14

The chief, this uncertain fellow, is undone by the execution of the creature, however monstrous it looked. He has a tenderness of heart belied by his killer musculature and expression. Sent, reluctantly, to slaughter a Munchkinlander missionary, he now finds he cannot. He had decided to abduct a child instead.

But the chief hasn’t figured on the perqu’unti, a beast who features in some of the foundation myths of the Quadling nation. There’s no love lost between perqu’untii and other natives sharing its habitat. A perqu’unti can rip the leg and buttocks off a wading citizen before the human can clear its throat. And the ugliness of this particular specimen, following along behind the frightful young girl! Why? Obeisance, appetite, sheer menace? Nothing is certain. It can’t reveal its intentions now, either; already the chief’s men are readying to knock back the spinal growths and slit the skin to get at the meat.

—Save the first portion for the mother of nations. (The chief, authoritative, referring to the clan matriarch.)

—What is he saying, why does he talk nonsense, they do it to annoy. (Nanny.)

—Shut up, and we may be clear of danger now. (Severin, sensibly.)

—I’ll thank you to keep a civil tongue in your head, young man.

—Keep talking and you won’t have any tongue in your own head.

Nanny purses her lips, and that is that.

The chief regards the green child once more. In light of this transaction—the perqu’unti’s life for a Quadling glassblower’s life, as it were—he might backtrack on his decision to take a child. Compromise toward mercy. If so, would he lose stature in the eyes of his companions? By tomorrow’s campaign someone else will be in charge, and he’ll be a part of the squad. Who will even remember what he’s said or not said?

If he abducts this child, in any case, what to do with it won’t be his decision. Maybe some consensus will elect to rename the child Turtle Heart and raise it as a replacement for the murdered prophet. Or decide to take its life as compensation. Or maybe his people will return the child ten years later, with a souvenir pair of sandals fashioned from crocodrilos leather, a crown of water lilies on her brow. And a foreign tongue in her mouth and mind, a virus it will be impossible to shake.

Or maybe he’ll be stuck with her. If he is forced to harbor her at home, his own boys and his sweet baby dumpling might begin to glow green, through contagion. Or a fatal affliction could bring down this lurid girl before she is ten, and his own children in the same frame of time.

The risk isn’t to be tolerated.

He doesn’t look at the child. He has the peculiar sensation that she might perceive his not kidnapping her as a slight. This child is already no stranger to rejection. He says:

—Leave the carcass. Let the birds and bugs and fish have it. An offering to the riverworld. Let the bones float away. Leave the thing, leave it. We are off. Spread out; find the other child if you can. In any case, we’re not having this one. It is time to go.

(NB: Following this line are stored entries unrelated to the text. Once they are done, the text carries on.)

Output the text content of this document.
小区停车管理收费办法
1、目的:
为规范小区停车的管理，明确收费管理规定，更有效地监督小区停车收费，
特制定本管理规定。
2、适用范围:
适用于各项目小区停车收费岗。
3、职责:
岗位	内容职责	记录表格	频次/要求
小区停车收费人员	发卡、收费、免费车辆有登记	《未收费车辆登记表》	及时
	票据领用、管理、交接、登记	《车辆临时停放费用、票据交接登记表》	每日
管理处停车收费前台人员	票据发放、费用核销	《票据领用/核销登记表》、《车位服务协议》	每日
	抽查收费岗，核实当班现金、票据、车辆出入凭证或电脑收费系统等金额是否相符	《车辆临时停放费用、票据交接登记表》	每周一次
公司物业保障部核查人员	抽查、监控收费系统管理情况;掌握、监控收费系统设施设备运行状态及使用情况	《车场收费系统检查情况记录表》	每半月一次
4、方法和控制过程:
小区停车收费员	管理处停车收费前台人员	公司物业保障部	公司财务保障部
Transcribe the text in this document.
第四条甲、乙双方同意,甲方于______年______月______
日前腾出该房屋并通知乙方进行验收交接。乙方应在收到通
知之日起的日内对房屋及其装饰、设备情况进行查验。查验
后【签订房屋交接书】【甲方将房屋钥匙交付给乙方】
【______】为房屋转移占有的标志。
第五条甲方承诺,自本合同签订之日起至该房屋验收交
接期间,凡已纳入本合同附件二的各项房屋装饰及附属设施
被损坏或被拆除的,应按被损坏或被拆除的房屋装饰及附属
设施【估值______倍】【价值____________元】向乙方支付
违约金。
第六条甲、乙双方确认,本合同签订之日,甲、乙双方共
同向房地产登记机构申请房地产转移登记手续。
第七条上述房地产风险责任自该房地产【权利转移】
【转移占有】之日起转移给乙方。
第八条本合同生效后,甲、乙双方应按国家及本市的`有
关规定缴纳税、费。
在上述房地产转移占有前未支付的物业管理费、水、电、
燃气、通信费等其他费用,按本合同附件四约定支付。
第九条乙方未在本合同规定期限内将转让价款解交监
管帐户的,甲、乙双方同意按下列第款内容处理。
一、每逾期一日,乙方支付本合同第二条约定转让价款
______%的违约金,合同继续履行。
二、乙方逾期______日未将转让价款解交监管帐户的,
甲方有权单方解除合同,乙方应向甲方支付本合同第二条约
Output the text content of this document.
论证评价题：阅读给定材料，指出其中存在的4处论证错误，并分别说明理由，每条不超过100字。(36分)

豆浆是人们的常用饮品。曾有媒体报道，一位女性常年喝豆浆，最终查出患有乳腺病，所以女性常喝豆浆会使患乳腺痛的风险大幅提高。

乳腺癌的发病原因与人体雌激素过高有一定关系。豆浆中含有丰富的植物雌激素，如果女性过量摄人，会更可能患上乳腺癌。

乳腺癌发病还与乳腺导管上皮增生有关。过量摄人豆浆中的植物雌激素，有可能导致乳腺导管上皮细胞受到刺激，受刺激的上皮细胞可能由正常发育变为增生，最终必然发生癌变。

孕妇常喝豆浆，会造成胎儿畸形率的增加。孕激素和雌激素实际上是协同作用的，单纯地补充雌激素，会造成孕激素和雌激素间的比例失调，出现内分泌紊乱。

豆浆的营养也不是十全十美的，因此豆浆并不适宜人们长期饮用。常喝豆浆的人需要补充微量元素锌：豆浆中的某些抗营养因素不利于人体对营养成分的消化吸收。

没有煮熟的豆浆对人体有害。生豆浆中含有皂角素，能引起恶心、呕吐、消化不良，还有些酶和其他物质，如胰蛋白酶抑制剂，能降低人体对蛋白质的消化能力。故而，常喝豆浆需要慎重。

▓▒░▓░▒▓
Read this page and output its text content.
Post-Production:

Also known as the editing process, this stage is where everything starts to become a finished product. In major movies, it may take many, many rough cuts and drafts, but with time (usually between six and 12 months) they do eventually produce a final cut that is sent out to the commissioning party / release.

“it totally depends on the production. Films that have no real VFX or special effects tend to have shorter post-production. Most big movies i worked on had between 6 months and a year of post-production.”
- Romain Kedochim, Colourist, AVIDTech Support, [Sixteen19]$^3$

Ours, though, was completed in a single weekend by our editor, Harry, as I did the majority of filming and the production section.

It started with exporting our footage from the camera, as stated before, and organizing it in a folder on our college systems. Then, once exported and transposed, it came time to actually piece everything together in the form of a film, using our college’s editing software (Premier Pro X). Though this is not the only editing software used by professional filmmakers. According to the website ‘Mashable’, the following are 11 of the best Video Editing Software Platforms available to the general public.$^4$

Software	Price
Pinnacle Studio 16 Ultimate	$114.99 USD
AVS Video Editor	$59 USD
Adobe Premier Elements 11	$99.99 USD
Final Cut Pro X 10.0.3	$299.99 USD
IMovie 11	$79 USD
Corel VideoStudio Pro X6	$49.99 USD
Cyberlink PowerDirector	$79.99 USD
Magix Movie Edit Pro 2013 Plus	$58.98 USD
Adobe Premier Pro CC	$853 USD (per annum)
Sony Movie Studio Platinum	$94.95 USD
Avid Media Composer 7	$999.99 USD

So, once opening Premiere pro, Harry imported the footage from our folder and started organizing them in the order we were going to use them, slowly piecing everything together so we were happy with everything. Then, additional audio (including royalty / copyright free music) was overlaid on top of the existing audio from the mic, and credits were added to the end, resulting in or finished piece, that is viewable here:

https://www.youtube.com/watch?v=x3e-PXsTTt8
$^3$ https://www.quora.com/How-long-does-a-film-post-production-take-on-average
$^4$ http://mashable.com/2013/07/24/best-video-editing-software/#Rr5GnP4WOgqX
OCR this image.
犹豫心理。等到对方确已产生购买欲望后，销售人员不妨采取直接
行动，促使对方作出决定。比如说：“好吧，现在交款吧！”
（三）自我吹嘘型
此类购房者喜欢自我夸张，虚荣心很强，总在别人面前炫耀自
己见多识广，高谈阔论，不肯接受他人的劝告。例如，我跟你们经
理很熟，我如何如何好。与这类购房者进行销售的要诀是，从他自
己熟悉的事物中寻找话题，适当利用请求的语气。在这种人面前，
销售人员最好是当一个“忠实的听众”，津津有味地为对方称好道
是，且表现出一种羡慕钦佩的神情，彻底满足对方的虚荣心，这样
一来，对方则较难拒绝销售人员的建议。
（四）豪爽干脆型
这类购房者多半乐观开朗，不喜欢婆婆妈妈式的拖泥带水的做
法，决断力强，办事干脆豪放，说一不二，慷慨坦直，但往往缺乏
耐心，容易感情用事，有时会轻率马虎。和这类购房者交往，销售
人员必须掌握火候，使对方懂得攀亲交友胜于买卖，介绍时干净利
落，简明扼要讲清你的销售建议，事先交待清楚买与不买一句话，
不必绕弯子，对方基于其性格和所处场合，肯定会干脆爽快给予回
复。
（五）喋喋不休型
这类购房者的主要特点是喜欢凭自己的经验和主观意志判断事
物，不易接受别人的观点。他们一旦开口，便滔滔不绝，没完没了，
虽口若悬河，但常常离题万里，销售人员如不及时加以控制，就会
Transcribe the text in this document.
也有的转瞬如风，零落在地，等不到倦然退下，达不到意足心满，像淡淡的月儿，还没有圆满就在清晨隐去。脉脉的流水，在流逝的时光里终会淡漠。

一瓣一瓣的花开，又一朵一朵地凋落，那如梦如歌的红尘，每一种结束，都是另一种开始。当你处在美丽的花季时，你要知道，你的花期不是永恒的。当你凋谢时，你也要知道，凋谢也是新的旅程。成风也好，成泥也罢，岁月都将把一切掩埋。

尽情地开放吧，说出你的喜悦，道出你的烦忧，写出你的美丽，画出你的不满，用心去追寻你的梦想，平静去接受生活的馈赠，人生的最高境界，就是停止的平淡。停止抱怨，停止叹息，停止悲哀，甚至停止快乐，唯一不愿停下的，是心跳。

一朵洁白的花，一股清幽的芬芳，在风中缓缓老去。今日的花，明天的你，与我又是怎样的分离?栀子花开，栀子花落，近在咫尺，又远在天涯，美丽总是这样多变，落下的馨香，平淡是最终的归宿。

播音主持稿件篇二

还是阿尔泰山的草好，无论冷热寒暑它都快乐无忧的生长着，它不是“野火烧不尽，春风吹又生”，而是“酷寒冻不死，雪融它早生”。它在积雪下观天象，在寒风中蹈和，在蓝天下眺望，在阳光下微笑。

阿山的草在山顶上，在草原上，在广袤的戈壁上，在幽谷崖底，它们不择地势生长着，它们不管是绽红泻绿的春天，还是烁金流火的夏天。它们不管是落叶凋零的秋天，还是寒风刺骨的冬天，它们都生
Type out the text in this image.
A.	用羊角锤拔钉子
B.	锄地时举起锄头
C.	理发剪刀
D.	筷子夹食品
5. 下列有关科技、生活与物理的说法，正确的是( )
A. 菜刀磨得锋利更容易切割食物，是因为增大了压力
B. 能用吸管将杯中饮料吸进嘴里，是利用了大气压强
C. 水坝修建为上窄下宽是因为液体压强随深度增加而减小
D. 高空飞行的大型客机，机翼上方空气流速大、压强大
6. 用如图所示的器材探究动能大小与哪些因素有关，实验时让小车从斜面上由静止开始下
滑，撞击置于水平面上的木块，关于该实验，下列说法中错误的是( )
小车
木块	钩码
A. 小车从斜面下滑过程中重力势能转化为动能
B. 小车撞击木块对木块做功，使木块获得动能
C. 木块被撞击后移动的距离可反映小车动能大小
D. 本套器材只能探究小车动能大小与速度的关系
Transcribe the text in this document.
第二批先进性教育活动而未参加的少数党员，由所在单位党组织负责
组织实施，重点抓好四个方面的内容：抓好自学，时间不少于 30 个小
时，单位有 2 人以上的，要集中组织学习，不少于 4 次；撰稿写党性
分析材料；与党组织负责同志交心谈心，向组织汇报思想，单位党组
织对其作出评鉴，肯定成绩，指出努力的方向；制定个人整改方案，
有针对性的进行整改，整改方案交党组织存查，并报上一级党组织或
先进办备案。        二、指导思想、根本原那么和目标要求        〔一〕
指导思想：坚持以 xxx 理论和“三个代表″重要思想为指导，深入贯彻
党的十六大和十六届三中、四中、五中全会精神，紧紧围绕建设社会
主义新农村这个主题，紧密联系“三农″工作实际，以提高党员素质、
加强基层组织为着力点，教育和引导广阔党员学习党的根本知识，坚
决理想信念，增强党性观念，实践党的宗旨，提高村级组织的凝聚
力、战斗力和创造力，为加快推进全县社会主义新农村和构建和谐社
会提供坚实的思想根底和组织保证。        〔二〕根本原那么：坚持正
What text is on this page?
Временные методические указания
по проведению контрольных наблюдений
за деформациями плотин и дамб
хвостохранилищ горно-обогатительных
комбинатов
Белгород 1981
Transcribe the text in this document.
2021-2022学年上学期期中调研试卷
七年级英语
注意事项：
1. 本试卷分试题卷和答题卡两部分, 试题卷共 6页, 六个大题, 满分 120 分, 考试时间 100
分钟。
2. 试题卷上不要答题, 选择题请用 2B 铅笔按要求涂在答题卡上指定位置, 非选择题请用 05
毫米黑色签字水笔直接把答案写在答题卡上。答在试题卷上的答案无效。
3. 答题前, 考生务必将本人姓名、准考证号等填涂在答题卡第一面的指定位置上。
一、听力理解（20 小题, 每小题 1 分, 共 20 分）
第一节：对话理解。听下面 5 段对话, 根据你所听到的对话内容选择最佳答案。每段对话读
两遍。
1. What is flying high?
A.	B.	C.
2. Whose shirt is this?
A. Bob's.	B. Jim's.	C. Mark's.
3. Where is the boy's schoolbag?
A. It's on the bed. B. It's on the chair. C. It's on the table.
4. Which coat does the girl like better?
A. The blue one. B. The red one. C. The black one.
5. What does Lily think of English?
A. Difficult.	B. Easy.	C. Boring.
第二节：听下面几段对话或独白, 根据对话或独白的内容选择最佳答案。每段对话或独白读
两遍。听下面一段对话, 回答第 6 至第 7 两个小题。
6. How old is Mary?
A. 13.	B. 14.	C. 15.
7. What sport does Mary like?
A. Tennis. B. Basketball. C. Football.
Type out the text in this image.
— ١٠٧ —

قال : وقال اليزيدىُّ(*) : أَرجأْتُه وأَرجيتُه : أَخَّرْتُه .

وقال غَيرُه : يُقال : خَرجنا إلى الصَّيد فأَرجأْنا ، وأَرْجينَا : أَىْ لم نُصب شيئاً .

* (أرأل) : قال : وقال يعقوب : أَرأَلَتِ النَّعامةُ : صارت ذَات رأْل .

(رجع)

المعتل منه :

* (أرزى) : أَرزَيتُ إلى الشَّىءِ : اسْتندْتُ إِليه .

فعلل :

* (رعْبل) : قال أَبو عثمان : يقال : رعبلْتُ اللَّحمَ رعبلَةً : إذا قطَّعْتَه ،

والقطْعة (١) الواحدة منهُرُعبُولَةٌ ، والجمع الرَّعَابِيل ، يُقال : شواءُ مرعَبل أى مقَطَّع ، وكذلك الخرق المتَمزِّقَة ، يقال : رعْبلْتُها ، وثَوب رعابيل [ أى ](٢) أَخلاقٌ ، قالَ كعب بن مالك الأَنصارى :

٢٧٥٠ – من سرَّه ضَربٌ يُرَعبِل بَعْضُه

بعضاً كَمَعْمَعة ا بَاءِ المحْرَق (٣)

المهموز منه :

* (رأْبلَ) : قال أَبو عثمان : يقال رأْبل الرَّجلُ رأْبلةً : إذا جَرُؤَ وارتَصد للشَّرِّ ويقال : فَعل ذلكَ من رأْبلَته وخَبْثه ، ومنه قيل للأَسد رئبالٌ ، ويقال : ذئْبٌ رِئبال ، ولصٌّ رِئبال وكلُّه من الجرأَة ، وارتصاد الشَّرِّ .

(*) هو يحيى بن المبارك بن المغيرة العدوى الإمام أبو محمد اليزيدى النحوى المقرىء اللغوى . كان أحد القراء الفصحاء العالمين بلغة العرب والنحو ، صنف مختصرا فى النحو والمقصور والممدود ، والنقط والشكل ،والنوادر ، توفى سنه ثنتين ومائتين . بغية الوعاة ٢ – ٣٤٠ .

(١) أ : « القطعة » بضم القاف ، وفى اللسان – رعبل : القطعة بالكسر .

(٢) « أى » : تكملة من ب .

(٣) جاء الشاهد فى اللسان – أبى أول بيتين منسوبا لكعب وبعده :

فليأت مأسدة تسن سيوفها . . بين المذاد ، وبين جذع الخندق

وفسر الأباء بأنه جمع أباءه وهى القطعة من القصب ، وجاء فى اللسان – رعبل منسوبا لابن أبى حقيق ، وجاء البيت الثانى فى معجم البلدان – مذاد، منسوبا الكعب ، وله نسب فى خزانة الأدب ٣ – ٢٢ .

The men back off, disguising their sense of relief. They don’t want to touch the carcass. They abandon it where it is, a few feet into the water, rotating in the current until its head has swung around like the needle of a compass, hunting true north.

Nanny comes to her senses at last and opens her arms to Elphaba. The child pays no attention, but trains her eyes upon the crocodrilos. The eye that had caught Elphaba’s is turned back to her now, staring blindly from the flood out of which it has first crawled. Elphie would wade in to touch its foreleg, its snout. But then: water: she can’t.